The model puts the repositioned Americas within what is known as the Pacific "ring of fire". Europe, part of the Eurasian land mass, Africa and Australia are predicted to join the merging continent, with only Antarctica left out.

The prediction is based on analysis of magnetic data locked into rocks around the world which betray the magnetic orientation of those rocks in past ages.

Media caption,

An animation showing plate motions for the past 500 million years and the rise and fall of the previous supercontinent Pangaea

"Ancient rocks when they form, whether it's lava cooling or sedimentary rock solidifying, will lock in the magnetic orientation," explained Mr Mitchell. "But while this indicates latitude very accurately, historically we haven't had indicators of longitude.

"We found that after each historical supercontinent had assembled, this whole supercontinent would undergo a series of back-and-forth rotations about a stable axis on the equator."

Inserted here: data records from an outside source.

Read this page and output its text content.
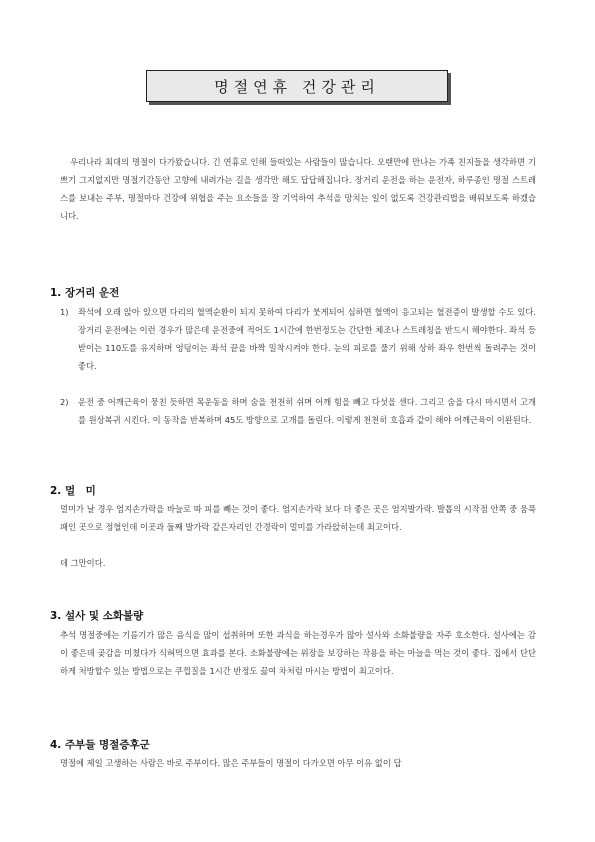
명절연휴 건강관리

우리나라 최대의 명절이 다가왔습니다. 긴 연휴로 인해 들떠있는 사람들이 많습니다. 오랜만에 만나는 가족 친지들을 생각하면 기쁘기 그지없지만 명절기간동안 고향에 내려가는 길을 생각만 해도 답답해집니다. 장거리 운전을 하는 운전자, 하루종인 명절 스트레스를 보내는 주부, 명절마다 건강에 위협을 주는 요소들을 잘 기억하여 추석을 망치는 일이 없도록 건강관리법을 배워보도록 하겠습니다.

1. 장거리 운전
1)	좌석에 오래 앉아 있으면 다리의 혈액순환이 되지 못하여 다리가 붓게되어 심하면 혈액이 응고되는 혈전증이 발생할 수도 있다. 장거리 운전에는 이런 경우가 많은데 운전중에 적어도 1시간에 한번정도는 간단한 체조나 스트레칭을 반드시 해야한다. 좌석 등받이는 110도를 유지하며 엉덩이는 좌석 끝을 바짝 밀착시켜야 한다. 눈의 피로를 풀기 위해 상하 좌우 한번씩 돌려주는 것이 좋다.
2)	운전 중 어깨근육이 뭉친 듯하면 목운동을 하며 숨을 천천히 쉬며 어깨 힘을 빼고 다섯을 센다. 그리고 숨을 다시 마시면서 고개를 원상복귀 시킨다. 이 동작을 반복하며 45도 방향으로 고개를 돌린다. 이렇게 천천히 호흡과 같이 해야 어깨근육이 이완된다.
2. 멀　미

멀미가 날 경우 엄지손가락을 바늘로 따 피를 빼는 것이 좋다. 엄지손가락 보다 더 좋은 곳은 엄지발가락. 발톱의 시작점 안쪽 중 움푹 패인 곳으로 정혈인데 이곳과 둘째 발가락 같은자리인 간경락이 멀미를 가라앉히는데 최고이다.

데 그만이다.

3. 설사 및 소화불량

추석 명절중에는 기름기가 많은 음식을 많이 섭취하며 또한 과식을 하는경우가 많아 설사와 소화불량을 자주 호소한다. 설사에는 감이 좋은데 곶감을 미쳤다가 식혀먹으면 효과를 본다. 소화불량에는 위장을 보강하는 작용을 하는 마늘을 먹는 것이 좋다. 집에서 단단하게 처방할수 있는 방법으로는 쿠껍질을 1시간 반정도 끓여 차처럼 마시는 방법이 최고이다.

4. 주부들 명절증후군

명절에 제일 고생하는 사람은 바로 주부이다. 많은 주부들이 명절이 다가오면 아무 이유 없이 답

This led them to the view that that each successive supercontinent forms 90 degrees away from its predecessor. Previous studies have suggested supercontinents would form either in the same part of the globe or on alternating sides of the globe.

Commenting on the paper, Dr David Rothery, a geologist with the Open University, said the new research offered us a better insight into the history of our planet.

"We can understand past environments better if we know exactly where they were," he told BBC News. "I don't think as a European I care whether continents are going to converge over the North Pole or whether Britain crashes into America in the far future. Predicting into the future is of far less concern than what happened in the past."